Researchers at Google have released the latest iteration of Translatotron two years after the speech-to-speech translation (S2ST) system’s April 2019 debut (SlatorPro) — and it outperforms its precursor on several levels, according to software engineers Ye Jia, Michelle Tadmor Ramanovich, Tal Remez, and Roi Pomerantz.
In a July 2021 paper, Translatotron 2: Robust direct speech-to-speech translation, the Google team said that, in their experiments, Translatotron 2 outperformed the previous version in terms of translation quality, speech robustness, and speech naturalness to a level comparable to the traditional cascade system.
Quick recap: A typical S2ST cascade consists of several sub-systems, most commonly automatic speech recognition (ASR) and transcription, followed by text machine translation (MT), and then text-to-speech (TTS) synthesis in the target language. Google’s Translatotron project omits the text translation step.
Although work on so-called “direct” S2ST, which bypasses ASR and MT, is limited, there are a number of benefits, including greater ease in working with languages that lack a written form and in handling content that does not require translation, such as proper nouns.

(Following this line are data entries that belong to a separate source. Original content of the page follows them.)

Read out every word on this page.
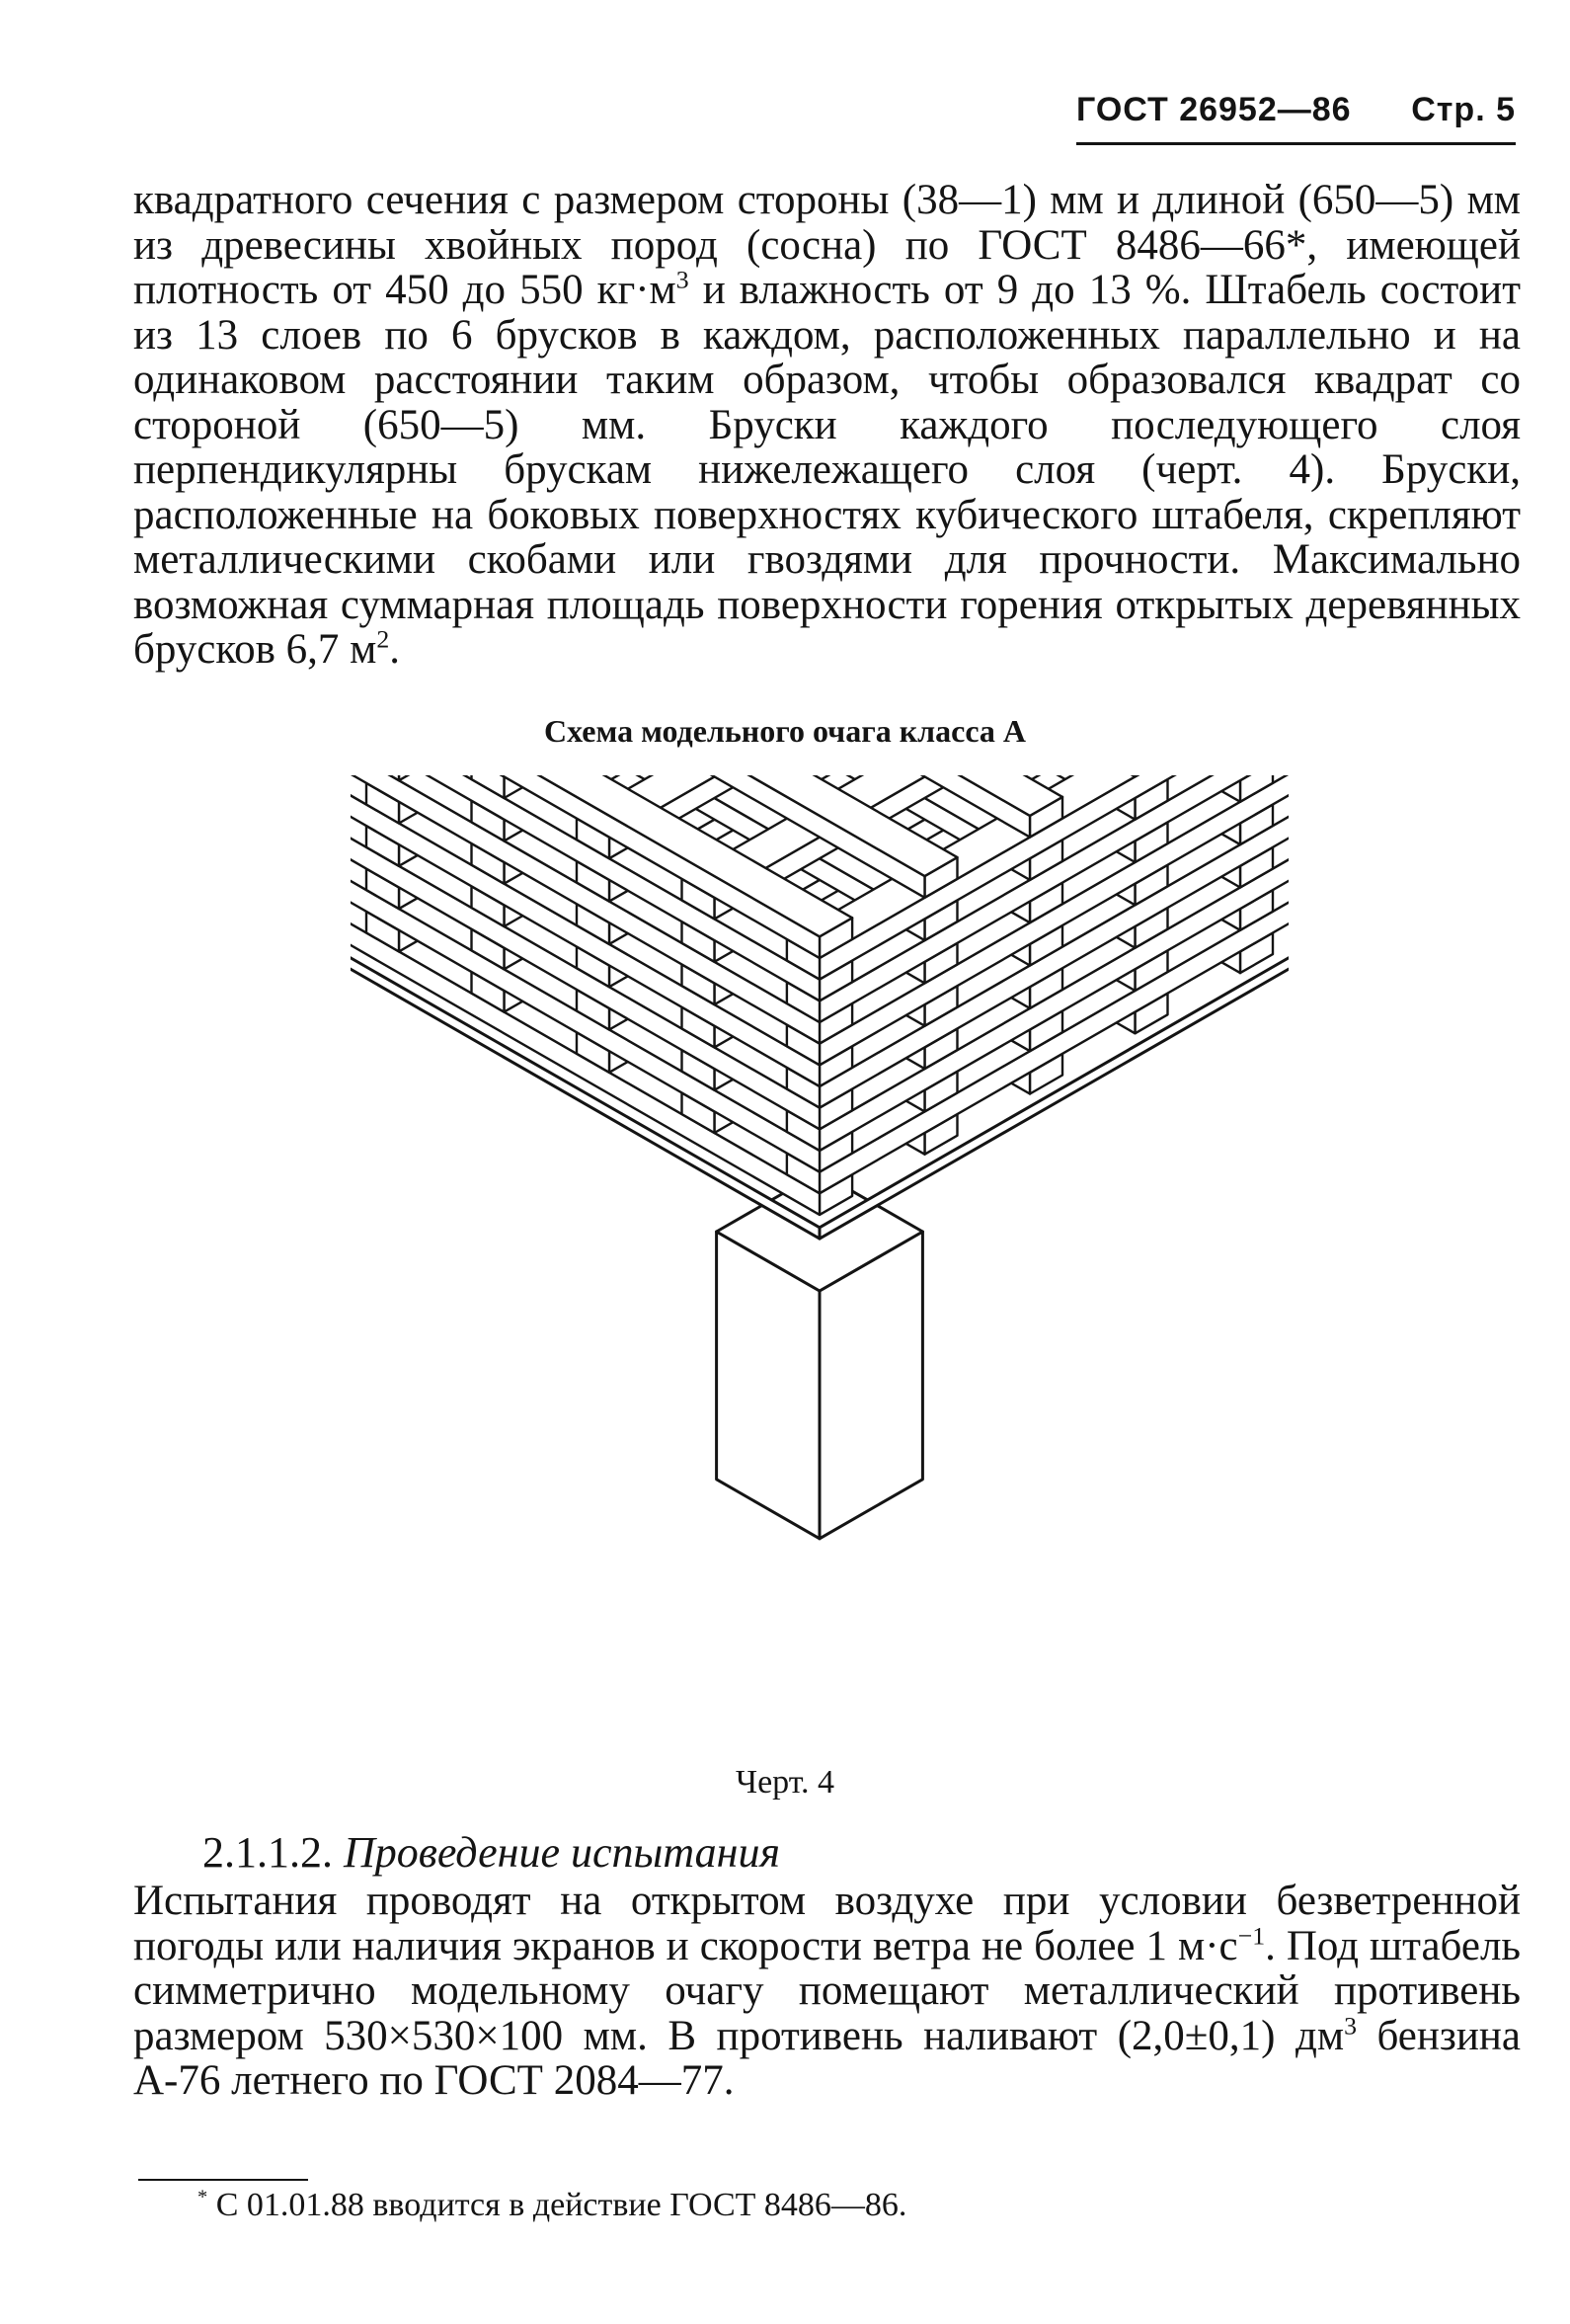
ГОСТ 26952—86 Стр. 5

квадратного сечения с размером стороны (38—1) мм и длиной (650—5) мм из древесины хвойных пород (сосна) по ГОСТ 8486—66*, имеющей плотность от 450 до 550 $кг\cdot м^3$ и влажность от 9 до 13 %. Штабель состоит из 13 слоев по 6 брусков в каждом, расположенных параллельно и на одинаковом расстоянии таким образом, чтобы образовался квадрат со стороной (650—5) мм. Бруски каждого последующего слоя перпендикулярны брускам нижележащего слоя (черт. 4). Бруски, расположенные на боковых поверхностях кубического штабеля, скрепляют металлическими скобами или гвоздями для прочности. Максимально возможная суммарная площадь поверхности горения открытых деревянных брусков 6,7 $м^2$.

Схема модельного очага класса А

Черт. 4

2.1.1.2. Проведение испытания

Испытания проводят на открытом воздухе при условии безветренной погоды или наличия экранов и скорости ветра не более 1 $м\cdot с^{-1}$. Под штабель симметрично модельному очагу помещают металлический противень размером 530×530×100 мм. В противень наливают (2,0±0,1) $дм^3$ бензина А-76 летнего по ГОСТ 2084—77.

* С 01.01.88 вводится в действие ГОСТ 8486—86.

Translatotron 2 comprises three parts, connected by an attention module: a source speech encoder; a target phoneme decoder; and a target mel-spectrogram synthesizer. The model is jointly trained with a speech-to-speech translation objective and a speech-to-phoneme translation objective.

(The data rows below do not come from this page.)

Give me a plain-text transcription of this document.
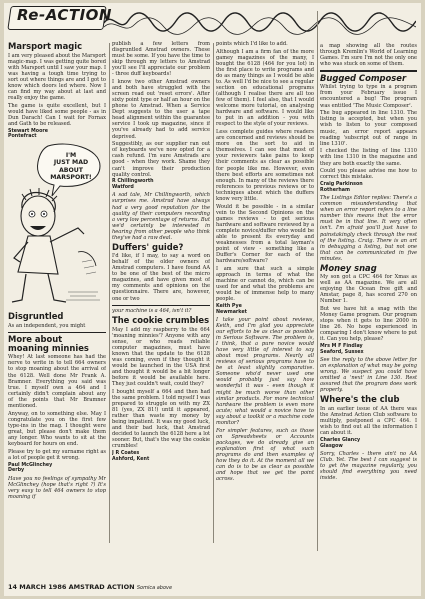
Re-ACTION
Marsport magic

I am very pleased about the Marsport magic-map. I was getting quite bored with Marsport until I saw your map. I was having a tough time trying to sort out where things are and I got to know which doors led where. Now I can find my way about at last and really enjoy the game.

The game is quite excellent, but I would have liked some people - as in Dun Darach! Can I wait for Fornax and Gath to be released.

Stewart Moore
Pontefract

I'M
JUST MAD ABOUT
MARSPORT!
Disgruntled

As an independent, you might

More about moaning minnies

Whey! At last someone has had the nerve to write in to tell 664 owners to stop moaning about the arrival of the 6128. Well done Mr Frank A. Bramner. Everything you said was true. I myself own a 464 and I certainly didn't complain about any of the points that Mr Bramner mentioned.

Anyway, on to something else. May I congratulate you on the first few type-ins in the mag. I thought were great, but please don't make them any longer. Who wants to sit at the keyboard for hours on end.

Please try to get my surname right as a lot of people get it wrong.

Paul McGlinchey
Derby

Have you no feelings of sympathy Mr McGlinchey (hope that's right ?) It's very easy to tell 464 owners to stop moaning if

publish a few letters from disgruntled Amstrad owners. These must be some. If you have the time to skip through my letters to Amstrad you'll see I'll appreciate our problem - three duff keyboards!

I know two other Amstrad owners and both have struggled with the screen read out 'reset errors'. After sixty point type or half an hour on the phone to Amstrad. When a Service Dept suggests to the user a tape head alignment within the guarantee service I took up magazine, since if you've already had to add service deprived.

Suggestibly, as our supplier ran out of keyboards we've now opted for a cash refund. I'm sure Amstrads are good - when they work. Shame they can't improve their production quality control.

R Chillingworth
Watford

A sad tale, Mr Chillingworth, which surprises me. Amstrad have always had a very good reputation for the quality of their computers recording a very low percentage of returns. But we'd certainly be interested in hearing from other people who think they've had a raw deal.

Duffers' guide?

I'd like, if I may, to say a word on behalf of the older owners of Amstrad computers. I have found AA to be one of the best of the micro magazines, and have given most of my comments and opinions on the questionnaire. There are, however, one or two

your machine is a 464, isn't it?

The cookie crumbles

May I add my raspberry to the 664 'moaning minnies'? Anyone with any sense, or who reads reliable computer magazines, must have known that the update to the 6128 was coming, even if they thought it would be launched in the USA first and thought it would be a bit longer before it would be available here. They just couldn't wait, could they?

I bought myself a 664 and then had the same problem. I told myself I was prepared to struggle on with my ZX 81 (yes, ZX 81!) until it appeared, rather than waste my money by being impatient. It was my good luck, and their bad luck, that Amstrad decided to launch the 6128 here a lot sooner. But, that's the way the cookie crumbles!

J R Coates
Ashford, Kent

points which I'd like to add.

Although I am a firm fan of the more gamey magazines of the many, I bought the 6128 (464 for you lot) in the first place to write programs and do as many things as I would be able to. As well I'd be nice to see a regular section on educational programs (although I realise there are all too few of them). I feel also, that I would welcome more tutorial, on analysing hardware and software. I would like to put in an addition - you with respect to the style of your reviews.

Less complete guides where readers are concerned and reviews should be more on the sort to aid in themselves. I can see that most of your reviewers take pains to keep their comments as clear as possible for people like me. However, even there best efforts are sometimes not enough. In many of the reviews there references to previous reviews or to techniques about which the duffers know very little.

Would it be possible - in a similar vein to the Second Opinions on the games reviews - to get serious hardware and software reviewed by a complete novice/duffer who would be able to present its everyday and weaknesses from a total layman's point of view - something like a Duffer's Corner for each of the hardware/software?

I am sure that such a simple approach in terms of what the machine or cannot do, which can be used for and what the problems are would be of immense help to many people.

Keith Pye
Newmarket

I take your point about reviews, Keith, and I'm glad you appreciate our efforts to be as clear as possible in Serious Software. The problem is, I think, that a pure novice would have very little of interest to say about most programs. Nearly all reviews of serious programs have to be at least slightly comparative. Someone who'd never used one would probably just say how wonderful it was - even though it might be much worse than other similar products. For more technical hardware the problem is even more acute; what would a novice have to say about a toolkit or a machine code monitor?

For simpler features, such as those on Spreadsheets or Accounts packages, we do already give an explanation first of what such programs do and then examples of how they do it. At the moment all we can do is to be as clear as possible and hope that we get the point across.

a map showing all the routes through Kremlin's World of Learning Games. I'm sure I'm not the only one who was stuck on some of them.

Bugged Composer

Whilst trying to type in a program from your February issue I encountered a bug! The program was entitled 'The Music Composer'.

The bug appeared in line 1310. The listing is accepted, but when you wish to listen to your composed music, an error report appears reading 'subscript out of range in line 1310'.

I checked the listing of line 1310 with line 1310 in the magazine and they are both exactly the same.

Could you please advise me how to correct this mistake.

Craig Parkinson
Rotherham

The Listings Editor replies: There's a common misunderstanding that when an error report refers to a line number this means that the error must be in that line. It very often isn't. I'm afraid you'll just have to painstakingly check through the rest of the listing. Craig. There is an art in debugging a listing, but not one that can be communicated in five minutes.

Money snag

My son got a CPC 464 for Xmas as well as AA magazine. We are all enjoying the Ocean free gift and Amstar, page 8, has scored 270 on Number 1.

But we have hit a snag with the Money Game program. Our program stops when it gets to line 2000 in line 26. No hope experienced in comparing I don't know where to put it. Can you help, please?

Mrs M F Findlay
Seaford, Sussex

See the reply to the above letter for an explanation of what may be going wrong. We suspect you could have omitted a 'next' in Line 130. Rest assured that the program does work properly.

Where's the club

In an earlier issue of AA there was the Amstrad Action Club software to multiply, postponed a CPC 464. I wish to find out all the information I can about it.

Charles Glancy
Glasgow

Sorry, Charles - there ain't no AA Club. Yet. The best I can suggest is to get the magazine regularly, you should find everything you need inside.

14 MARCH 1986 AMSTRAD ACTION Somica above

The original Translatotron could generate translated speech in a different voice using either a clip of the target speaker’s audio (as reference audio for the speaker encoder) or the embedding of the target speaker. While this capability is potentially useful in industries such as film and gaming, it also made Translatotron “ripe for potential misuse.”
Translatotron 2 takes a different approach to prevent its use in deepfakes. The trained model is restricted to retaining the source speaker’s voice, and the model cannot generate speech in a different speaker’s voice.
Another related improvement is the ability to retain original voices for “speaker turns,” which the authors noted would be challenging for cascade systems. Using as a starting point a TTS model that preserves voices through translation, researchers augmented training data so that Translatotron 2 could learn on examples with speaker turns.
The researchers added that these kinds of modifications can increase “the diversity of the speech content as well as the complexity of the acoustic conditions in the training examples, which can further improve the translation quality of the model, especially on small datasets.”